Tamara Adrian, advogada que considera
o governo chavinista super conservador

Professora há 30 anos das duas maiores universidades da Venezuela, com doutorado em Paris, a advogada transexual Tamara Adrián, 56, decidiu se candidatar a uma vaga de magistrada na mais alta corte do país.

“É preciso preencher os espaços. É importante que uma mulher transexual, lésbica e feminista se candidate”, disse a professora ao jornal Folha de S. Paulo, no último dia 29 de outubro.

A advogada está entre os 404 aspirantes às nove vagas de titular do Tribunal Supremo de Justiça (equivalente ao STJ brasileiro).

A partir da lista, os deputados da Assembleia Nacional, dominada pelo chavismo, elegerão os novos magistrados no mês que vem.

As chances de Adrián são praticamente nulas, já que os chavistas devem escolher nomes alinhados ao governo. Mas ela diz que vale a pena “por à prova” as instituições.

“Não tenho nenhuma esperança porque essa Assembleia é muito, mas muito, mas muito homolesbotransfóbica. Tiraram a questão de equidade de gênero de todos os projetos. Essa é uma revolução altamente conservadora”, diz a professora.

Ela compara a legislação vigente na Venezuela com as de Brasil e Cuba.
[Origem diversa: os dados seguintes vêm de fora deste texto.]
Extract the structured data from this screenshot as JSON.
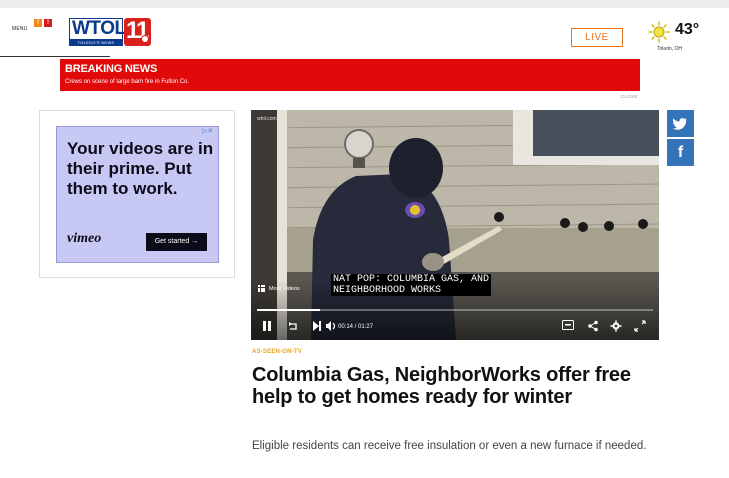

Ao contrário dos dois últimos, no país de Hugo Chávez está formalmente vetado que o sistema público de saúde faça cirurgias de mudança de sexo.

Adrián fez a dela numa clínica privada, fora do país.

Também há restrições para a troca de nome. Apesar de ter feito cirurgia de mudança de sexo em 2002, até hoje sua carteira de identidade exibe seu nome antigo: Tomás.

Na Venezuela, é possível trocar o nome no registro civil, mas o documento anterior não é anulado e deve ser exibido ao lado do novo.

“É uma prática discriminatória. Por que a pessoa tem de ser exposta? A Constituição diz que as pessoas têm direito de determinar que tipo de informação estará disponível em documentos oficiais e não oficiais.”

Com base no princípio, a professora iniciou uma ação no próprio TSJ para mudar a regra. Espera desde 2003 uma resposta e a cada seis meses a reapresenta para que não perca a validade.

A ativista de direitos humanos torce para que algum organismo apresente uma objeção à sua candidatura.

“Seria uma grande oportunidade de por às claras a discriminação. Tenho um currículo que é superior a de 99% das pessoas que se candidataram, sem falsa modéstia.”
 
Fonte: Jornalista Flávia Marreiro, de Caracas para a Folha de S.Paulo

2 thoughts on “Transexual se candidata a vaga de juíza na Venezuela

  1. Grande guerreira! Eassa foi uma grande iniciativa. Essa é a única forma de fazer com que as coisas mudem, meter a cara e seja o que Deus quiser. Não precisamos ter medo. Esse exemplo deve ser seguido. Quanto mais atitude melhor. Sempre temos que levantar a nossa bandeira. Parabéns.